This case arose from the following facts. Dennis and Lorie Nixon,
Appellants, were the parents of the victim, Shannon Nixon. Shannon
Nixon was sixteen years old at the time of her death. In mid-June
1997, it became obvious to Appellants that Shannon was not feeling
well. Appellants began to pray for their daughter's health. They also
took her to their place of worship where Shannon was "anointed". [FN1]
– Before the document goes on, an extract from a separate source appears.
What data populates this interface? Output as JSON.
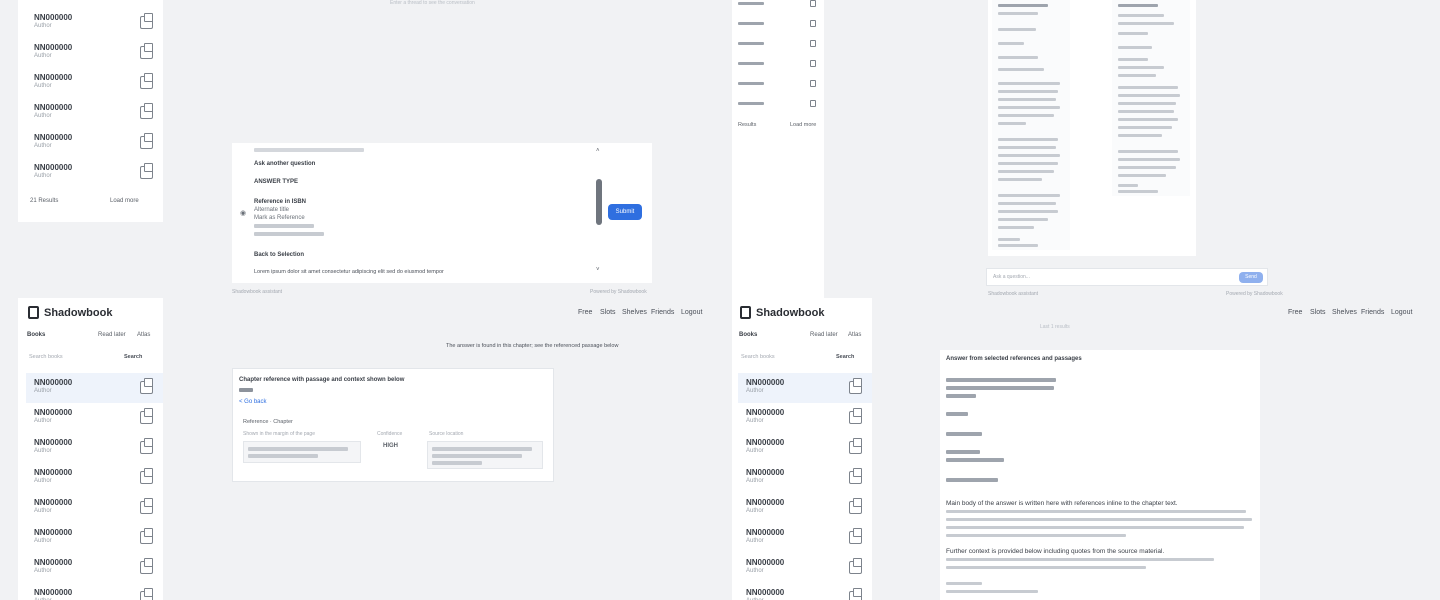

Shannon initially reported feeling somewhat better, but then her
condition deteriorated. She became increasingly weak and fell into a
coma. After a few hours in a comatose state, Shannon Nixon died. An
autopsy determined that Shannon died from diabetes acidosis, which was
a treatable, though not curable, condition.
FN1. Appellants and their children were members of the
Faith Tabernacle Church, a religion in which illnesses are addressed
through spiritual treatment rather than by medicine.
Appellants were convicted of involuntary manslaughter, 18 Pa.C.S. § 2504, and also of endangering the welfare of a child under 18 Pa.C.S. § 4304. These statutes respectively state:
Involuntary manslaughter
(a) General rule.--A
person is guilty of involuntary manslaughter when as a direct result of
the doing of an unlawful act in a reckless or grossly negligent manner,
or the doing of a lawful act in a reckless or grossly negligent manner,
he causes the death of another person.
Endangering welfare of children
(a) Offense defined.--A parent, guardian, or other person
supervising the welfare of a child under 18 years of age commits an
offense if he knowingly endangers the welfare of the child by
violating a duty of care, protection or support.
Appellants'
first argument is that we should adopt a "mature minor doctrine" and
allow Appellants to assert such doctrine as an affirmative defense to
the endangering welfare of children charge. If the affirmative duty
created by 18 Pa.C.S. § 4304 was removed from Appellants, then it
follows that the involuntary manslaughter conviction would also
fall. This is because the Commonwealth used § 4304 to show an
unlawful act, one of the alternative prerequisites to § 2504.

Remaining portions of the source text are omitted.